I began this blog in February 2011 as a way to help me not quit trying to lose weight, and to learn a few things. It's been an interesting and powerful experience. It certainly confirms what I've long suspected--that although I am a genuinely happy cheery person in the main, I am NOT a happy cheery dieter. I DETEST losing weight. I resent being overweight in the first place and I am a virtuoso in the art of self-sabotage. And YET--I'm doing it! I'm fighting and kicking and EATING all the way down, but the weight is finally going down. The plan I was following in February was a half-baked one largely based on wishful thinking. I gained a little weight and decided to get real. I knew I couldn't just join weightwatchers or count calories or do any one plan and expect to be successful. I decided if I was going to bother to make the effort to lose weight I was going to throw everything I could think of at the problem. And so I do. My real "Day One" for this blog is April 1, 2011. I joined weight watchers, I joined caloriecount.com (awesome website), I read the blog losingweighteveryday.blogspot.com religiously, I keep this blog faithfully, I joined the health programs sponsored by my insurance, I use the principles from overeater's anonymous, I use my church's 12 step program as well, I subscribe--and use--Healthy Cooking Magazine.

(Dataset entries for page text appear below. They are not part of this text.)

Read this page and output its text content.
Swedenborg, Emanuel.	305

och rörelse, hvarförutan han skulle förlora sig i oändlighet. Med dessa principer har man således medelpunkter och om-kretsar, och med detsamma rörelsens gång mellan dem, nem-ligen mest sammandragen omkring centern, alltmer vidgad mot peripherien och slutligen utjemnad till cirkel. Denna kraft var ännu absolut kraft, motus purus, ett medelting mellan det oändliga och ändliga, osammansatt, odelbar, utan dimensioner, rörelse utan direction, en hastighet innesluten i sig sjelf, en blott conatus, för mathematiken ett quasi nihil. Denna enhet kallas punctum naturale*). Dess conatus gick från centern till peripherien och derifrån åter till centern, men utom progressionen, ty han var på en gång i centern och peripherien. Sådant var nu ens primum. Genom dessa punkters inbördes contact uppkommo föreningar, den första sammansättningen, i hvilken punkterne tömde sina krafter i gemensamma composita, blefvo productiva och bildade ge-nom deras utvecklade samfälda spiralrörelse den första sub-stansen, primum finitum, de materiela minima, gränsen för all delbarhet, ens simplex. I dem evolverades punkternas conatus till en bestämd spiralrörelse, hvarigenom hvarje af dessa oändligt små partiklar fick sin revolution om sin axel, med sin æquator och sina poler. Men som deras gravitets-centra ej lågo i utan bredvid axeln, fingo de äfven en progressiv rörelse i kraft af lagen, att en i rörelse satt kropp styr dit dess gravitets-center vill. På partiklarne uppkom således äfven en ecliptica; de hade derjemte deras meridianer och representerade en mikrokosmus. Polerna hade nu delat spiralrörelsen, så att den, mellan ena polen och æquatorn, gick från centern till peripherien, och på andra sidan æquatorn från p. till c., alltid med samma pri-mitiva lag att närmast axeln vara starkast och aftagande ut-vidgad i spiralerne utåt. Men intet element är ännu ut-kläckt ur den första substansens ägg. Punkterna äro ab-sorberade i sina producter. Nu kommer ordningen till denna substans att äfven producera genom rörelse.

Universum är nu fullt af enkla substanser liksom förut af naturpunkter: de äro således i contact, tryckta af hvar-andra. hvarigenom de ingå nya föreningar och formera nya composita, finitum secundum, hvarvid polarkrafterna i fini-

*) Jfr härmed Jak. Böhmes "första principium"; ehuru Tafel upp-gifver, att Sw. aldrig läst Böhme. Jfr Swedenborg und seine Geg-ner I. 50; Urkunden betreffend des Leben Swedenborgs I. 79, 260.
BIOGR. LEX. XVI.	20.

The result of all this? Painfully slow progress (About 20 lbs in 10 months). But it IS progress and like the little engine that could I keep on trying in my rebellious way. I have no intention of quitting. This is by far the longest sustained weight loss effort I've ever made in my life. Successful I think, because for the first in my life I've done this MY way--which I've discovered, involves a lot of pizza and restaraunt food. I'm convinced this is the only way to lose weight. For me it must be MY way. For you it MUST be YOUR way. Not weight watcher's way, not your doctor's way, but YOUR way. Any plan or idea I use is only a tool.

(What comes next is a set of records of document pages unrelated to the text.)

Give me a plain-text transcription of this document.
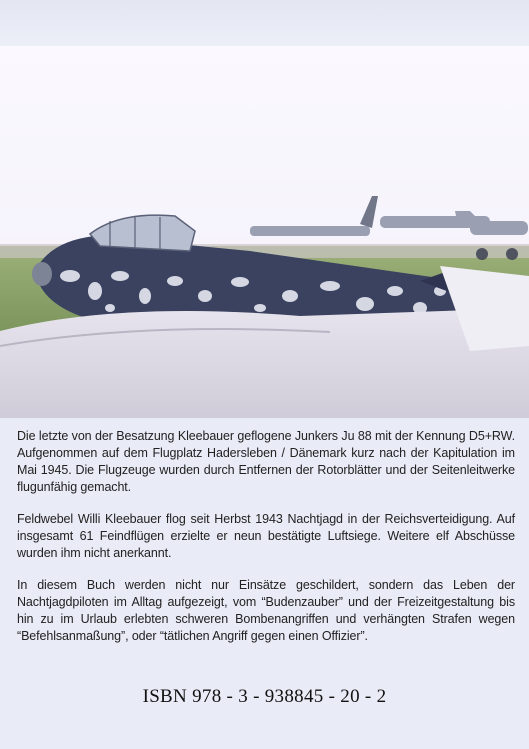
Die letzte von der Besatzung Kleebauer geflogene Junkers Ju 88 mit der Kennung D5+RW. Aufgenommen auf dem Flugplatz Hadersleben / Dänemark kurz nach der Kapitulation im Mai 1945. Die Flugzeuge wurden durch Entfernen der Rotorblätter und der Seitenleitwerke flugunfähig gemacht.

Feldwebel Willi Kleebauer flog seit Herbst 1943 Nachtjagd in der Reichsverteidigung. Auf insgesamt 61 Feindflügen erzielte er neun bestätigte Luftsiege. Weitere elf Abschüsse wurden ihm nicht anerkannt.

In diesem Buch werden nicht nur Einsätze geschildert, sondern das Leben der Nachtjagdpiloten im Alltag aufgezeigt, vom “Budenzauber” und der Freizeitgestaltung bis hin zu im Urlaub erlebten schweren Bombenangriffen und verhängten Strafen wegen “Befehlsanmaßung”, oder “tätlichen Angriff gegen einen Offizier”.

ISBN 978 - 3 - 938845 - 20 - 2
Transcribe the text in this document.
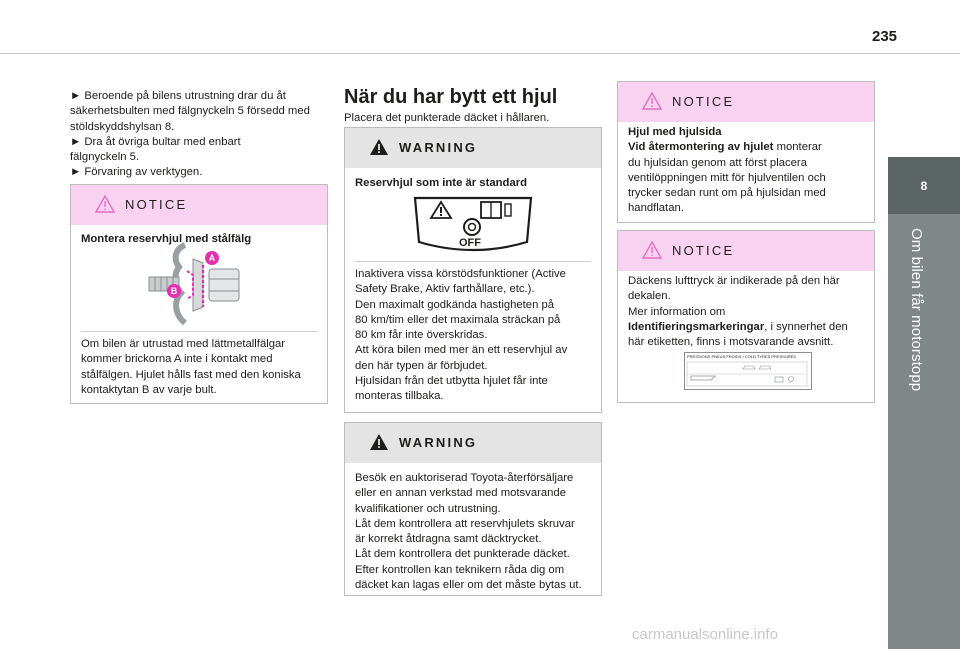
235
8
Om bilen får motorstopp

► Beroende på bilens utrustning drar du åt

säkerhetsbulten med fälgnyckeln 5 försedd med

stöldskyddshylsan 8.

► Dra åt övriga bultar med enbart

fälgnyckeln 5.

► Förvaring av verktygen.

NOTICE
Montera reservhjul med stålfälg
A
B
Om bilen är utrustad med lättmetallfälgar
kommer brickorna A inte i kontakt med
stålfälgen. Hjulet hålls fast med den koniska
kontaktytan B av varje bult.
När du har bytt ett hjul
Placera det punkterade däcket i hållaren.
WARNING
Reservhjul som inte är standard
OFF
Inaktivera vissa körstödsfunktioner (Active
Safety Brake, Aktiv farthållare, etc.).
Den maximalt godkända hastigheten på
80 km/tim eller det maximala sträckan på
80 km får inte överskridas.
Att köra bilen med mer än ett reservhjul av
den här typen är förbjudet.
Hjulsidan från det utbytta hjulet får inte
monteras tillbaka.
WARNING
Besök en auktoriserad Toyota-återförsäljare
eller en annan verkstad med motsvarande
kvalifikationer och utrustning.
Låt dem kontrollera att reservhjulets skruvar
är korrekt åtdragna samt däcktrycket.
Låt dem kontrollera det punkterade däcket.
Efter kontrollen kan teknikern råda dig om
däcket kan lagas eller om det måste bytas ut.
NOTICE
Hjul med hjulsida
Vid återmontering av hjulet monterar
du hjulsidan genom att först placera
ventilöppningen mitt för hjulventilen och
trycker sedan runt om på hjulsidan med
handflatan.
NOTICE
Däckens lufttryck är indikerade på den här
dekalen.
Mer information om
Identifieringsmarkeringar, i synnerhet den
här etiketten, finns i motsvarande avsnitt.
PRESSIONS PNEUS FROIDS / COLD TYRES PRESSURES
carmanualsonline.info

The latest plan to lose weight my way began on Oct 29, 2013. It really is my own crazy plan. As you'll see if you read that post. I've implemented the best ideas of all sorts of eating plans and thrown out the scale. A couple of months in and I'm definitely healthier. I'm actually enjoying myself. I won't weigh until April 1, 2014, so I'll see then if this works the way I hope it will.

There is no magic weight loss bullet. But there IS a great deal of magic in the discovery of what I can happily live with (very different from what weight watchers tells me I can happily live with) and still have the body and health I want.

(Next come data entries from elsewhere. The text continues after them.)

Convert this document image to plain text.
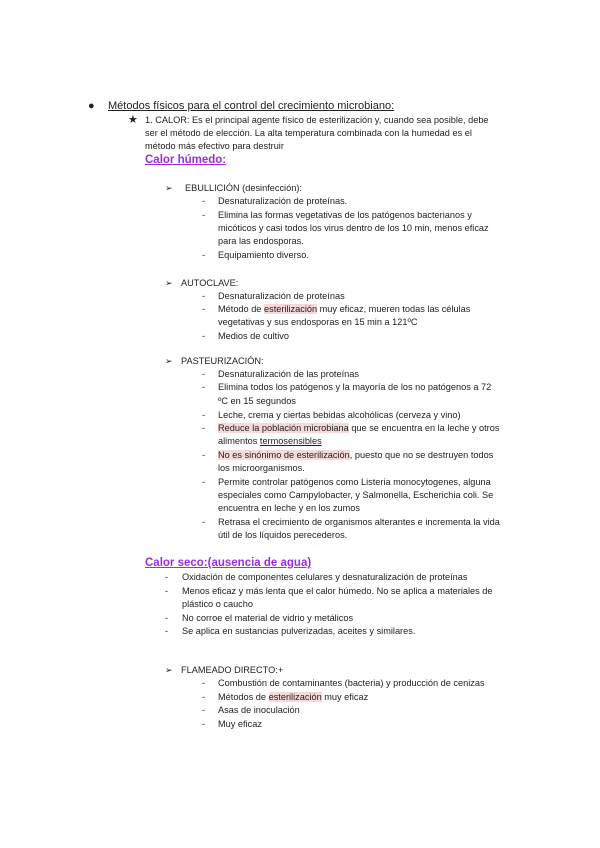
● Métodos físicos para el control del crecimiento microbiano:
★ 1. CALOR: Es el principal agente físico de esterilización y, cuando sea posible, debe
ser el método de elección. La alta temperatura combinada con la humedad es el
método más efectivo para destruir
Calor húmedo:
➢ EBULLICIÓN (desinfección):
- Desnaturalización de proteínas.
- Elimina las formas vegetativas de los patógenos bacterianos y
micóticos y casi todos los virus dentro de los 10 min, menos eficaz
para las endosporas.
- Equipamiento diverso.
➢ AUTOCLAVE:
- Desnaturalización de proteínas
- Método de esterilización muy eficaz, mueren todas las células
vegetativas y sus endosporas en 15 min a 121ºC
- Medios de cultivo
➢ PASTEURIZACIÓN:
- Desnaturalización de las proteínas
- Elimina todos los patógenos y la mayoría de los no patógenos a 72
ºC en 15 segundos
- Leche, crema y ciertas bebidas alcohólicas (cerveza y vino)
- Reduce la población microbiana que se encuentra en la leche y otros
alimentos termosensibles
- No es sinónimo de esterilización, puesto que no se destruyen todos
los microorganismos.
- Permite controlar patógenos como Listeria monocytogenes, alguna
especiales como Campylobacter, y Salmonella, Escherichia coli. Se
encuentra en leche y en los zumos
- Retrasa el crecimiento de organismos alterantes e incrementa la vida
útil de los líquidos perecederos.
Calor seco:(ausencia de agua)
- Oxidación de componentes celulares y desnaturalización de proteínas
- Menos eficaz y más lenta que el calor húmedo. No se aplica a materiales de
plástico o caucho
- No corroe el material de vidrio y metálicos
- Se aplica en sustancias pulverizadas, aceites y similares.
➢ FLAMEADO DIRECTO:+
- Combustión de contaminantes (bacteria) y producción de cenizas
- Métodos de esterilización muy eficaz
- Asas de inoculación
- Muy eficaz
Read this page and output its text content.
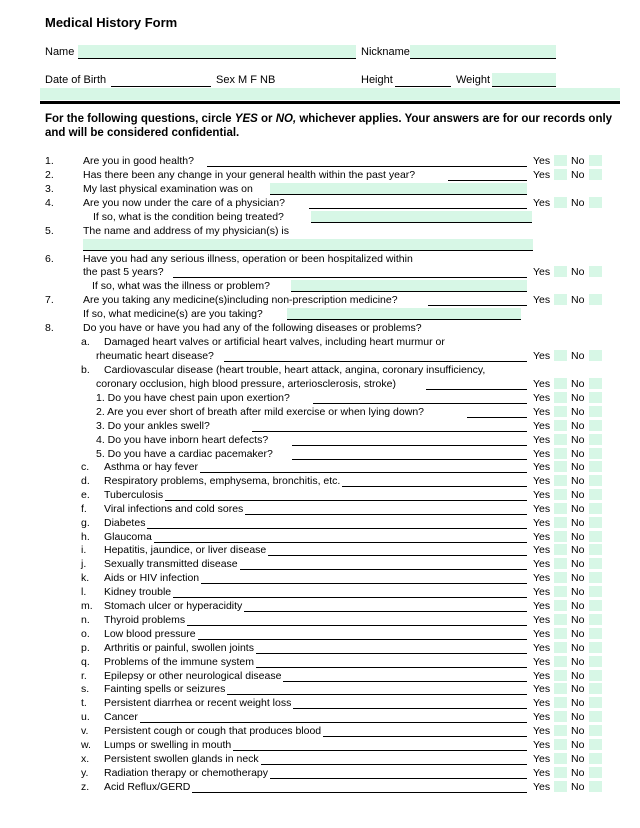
Medical History Form
Name	Nickname
Date of Birth	Sex M F NB	Height	Weight
For the following questions, circle YES or NO, whichever applies. Your answers are for our records only and will be considered confidential.
1.	Are you in good health?	Yes No
2.	Has there been any change in your general health within the past year?	Yes No
3.	My last physical examination was on
4.	Are you now under the care of a physician?	Yes No
If so, what is the condition being treated?
5.	The name and address of my physician(s) is
6.	Have you had any serious illness, operation or been hospitalized within
the past 5 years?	Yes No
If so, what was the illness or problem?
7.	Are you taking any medicine(s)including non-prescription medicine?	Yes No
If so, what medicine(s) are you taking?
8.	Do you have or have you had any of the following diseases or problems?
a. Damaged heart valves or artificial heart valves, including heart murmur or
rheumatic heart disease?	Yes No
b. Cardiovascular disease (heart trouble, heart attack, angina, coronary insufficiency,
coronary occlusion, high blood pressure, arteriosclerosis, stroke)	Yes No
1. Do you have chest pain upon exertion?	Yes No
2. Are you ever short of breath after mild exercise or when lying down?	Yes No
3. Do your ankles swell?	Yes No
4. Do you have inborn heart defects?	Yes No
5. Do you have a cardiac pacemaker?	Yes No
c. Asthma or hay fever	Yes No
d. Respiratory problems, emphysema, bronchitis, etc.	Yes No
e. Tuberculosis	Yes No
f. Viral infections and cold sores	Yes No
g. Diabetes	Yes No
h. Glaucoma	Yes No
i. Hepatitis, jaundice, or liver disease	Yes No
j. Sexually transmitted disease	Yes No
k. Aids or HIV infection	Yes No
l. Kidney trouble	Yes No
m. Stomach ulcer or hyperacidity	Yes No
n. Thyroid problems	Yes No
o. Low blood pressure	Yes No
p. Arthritis or painful, swollen joints	Yes No
q. Problems of the immune system	Yes No
r. Epilepsy or other neurological disease	Yes No
s. Fainting spells or seizures	Yes No
t. Persistent diarrhea or recent weight loss	Yes No
u. Cancer	Yes No
v. Persistent cough or cough that produces blood	Yes No
w. Lumps or swelling in mouth	Yes No
x. Persistent swollen glands in neck	Yes No
y. Radiation therapy or chemotherapy	Yes No
z. Acid Reflux/GERD	Yes No
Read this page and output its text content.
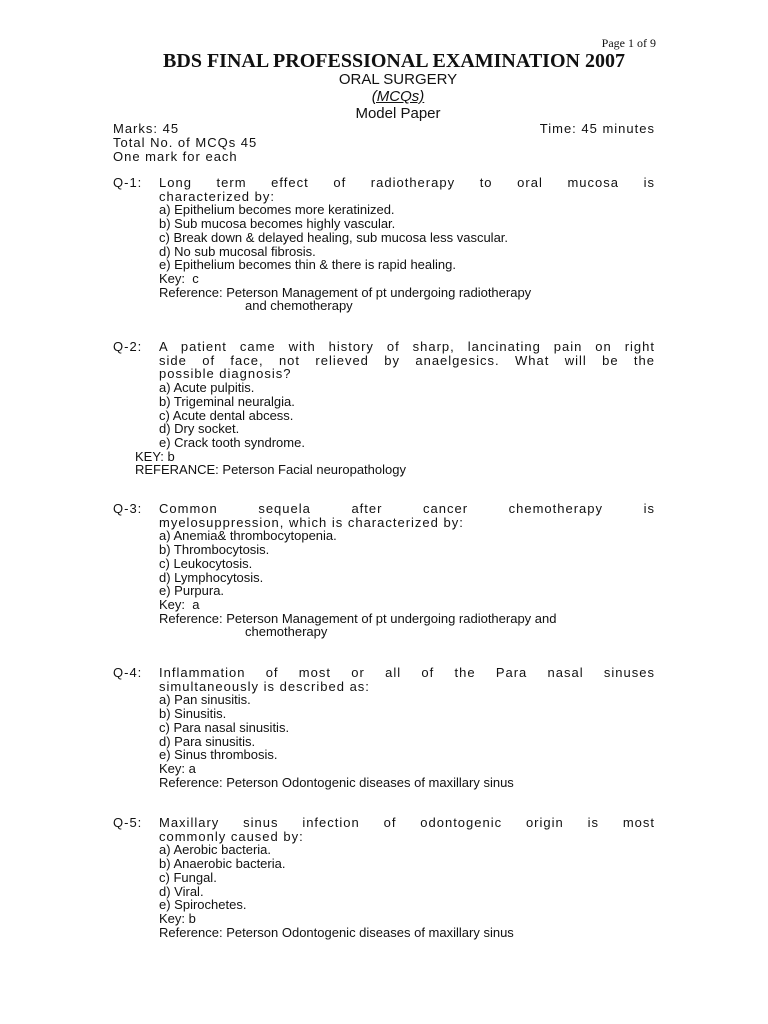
Page 1 of 9
BDS FINAL PROFESSIONAL EXAMINATION 2007
ORAL SURGERY
(MCQs)
Model Paper
Marks: 45	Time: 45 minutes
Total No. of MCQs 45
One mark for each
Q-1:	Long term effect of radiotherapy to oral mucosa is
characterized by:
a) Epithelium becomes more keratinized.
b) Sub mucosa becomes highly vascular.
c) Break down & delayed healing, sub mucosa less vascular.
d) No sub mucosal fibrosis.
e) Epithelium becomes thin & there is rapid healing.
Key:  c
Reference: Peterson Management of pt undergoing radiotherapy
and chemotherapy
Q-2:	A patient came with history of sharp, lancinating pain on right
side of face, not relieved by anaelgesics. What will be the
possible diagnosis?
a) Acute pulpitis.
b) Trigeminal neuralgia.
c) Acute dental abcess.
d) Dry socket.
e) Crack tooth syndrome.
KEY: b
REFERANCE: Peterson Facial neuropathology
Q-3:	Common sequela after cancer chemotherapy is
myelosuppression, which is characterized by:
a) Anemia& thrombocytopenia.
b) Thrombocytosis.
c) Leukocytosis.
d) Lymphocytosis.
e) Purpura.
Key:  a
Reference: Peterson Management of pt undergoing radiotherapy and
chemotherapy
Q-4:	Inflammation of most or all of the Para nasal sinuses
simultaneously is described as:
a) Pan sinusitis.
b) Sinusitis.
c) Para nasal sinusitis.
d) Para sinusitis.
e) Sinus thrombosis.
Key: a
Reference: Peterson Odontogenic diseases of maxillary sinus
Q-5:	Maxillary sinus infection of odontogenic origin is most
commonly caused by:
a) Aerobic bacteria.
b) Anaerobic bacteria.
c) Fungal.
d) Viral.
e) Spirochetes.
Key: b
Reference: Peterson Odontogenic diseases of maxillary sinus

Good luck to all of us on this journey. It's quite a trip!







Monday, March 24, 2014

Hungry Girl!!!

YAY!!!! The Hungry Girl book is out today!!!!!  I'm super excited--I've been waiting three months for this!  It's probably just recipes for different calorie goals, but even still. I'll be glad to either use it or not, and to solidify my own plan.

The thing I'm most excited about is the freedom that exercise will bring me on the new plan---especially at lunch time on flavor point days. 1/2 hour bike riding means I can have a slice of bread with lunch and that will make all the difference. I'm going to have to be careful with the exercise concept though. What do I really mean? For example---today during wellness time--I strolled slowly over to the bank and met with an advisor there. Is that exercise?  I think I just answered my own question---use fitness pal----I would have to honestly plug that in as very slow walking--and whatever I earn--I earn. Just to clarify to myself--walking to work doesn't count, I do that anyway and while it's very beneficial, it only serves to maintain my current weight. I need at least 30 min beyond this for weight loss. AFTER that 30 minutes--extra exercise can be earned for more food. This might mean getting up early in the morning (YUCK!!!) but I get to go to work 1/2 hour later in the summer and that will be a help. Plus, there's wellness time 3 days a week, weekends are easier to find time---so it's really only Tues and Thurs that are difficult. I really think that I'm just going to "do the best I can" with exercise.  Dealing with food is the hardest thing for me. I don't want to demand all changes at once with myself. If the food is in control I get a star. If the exercise is on board so much the better, but I'm not going to beat myself up about it.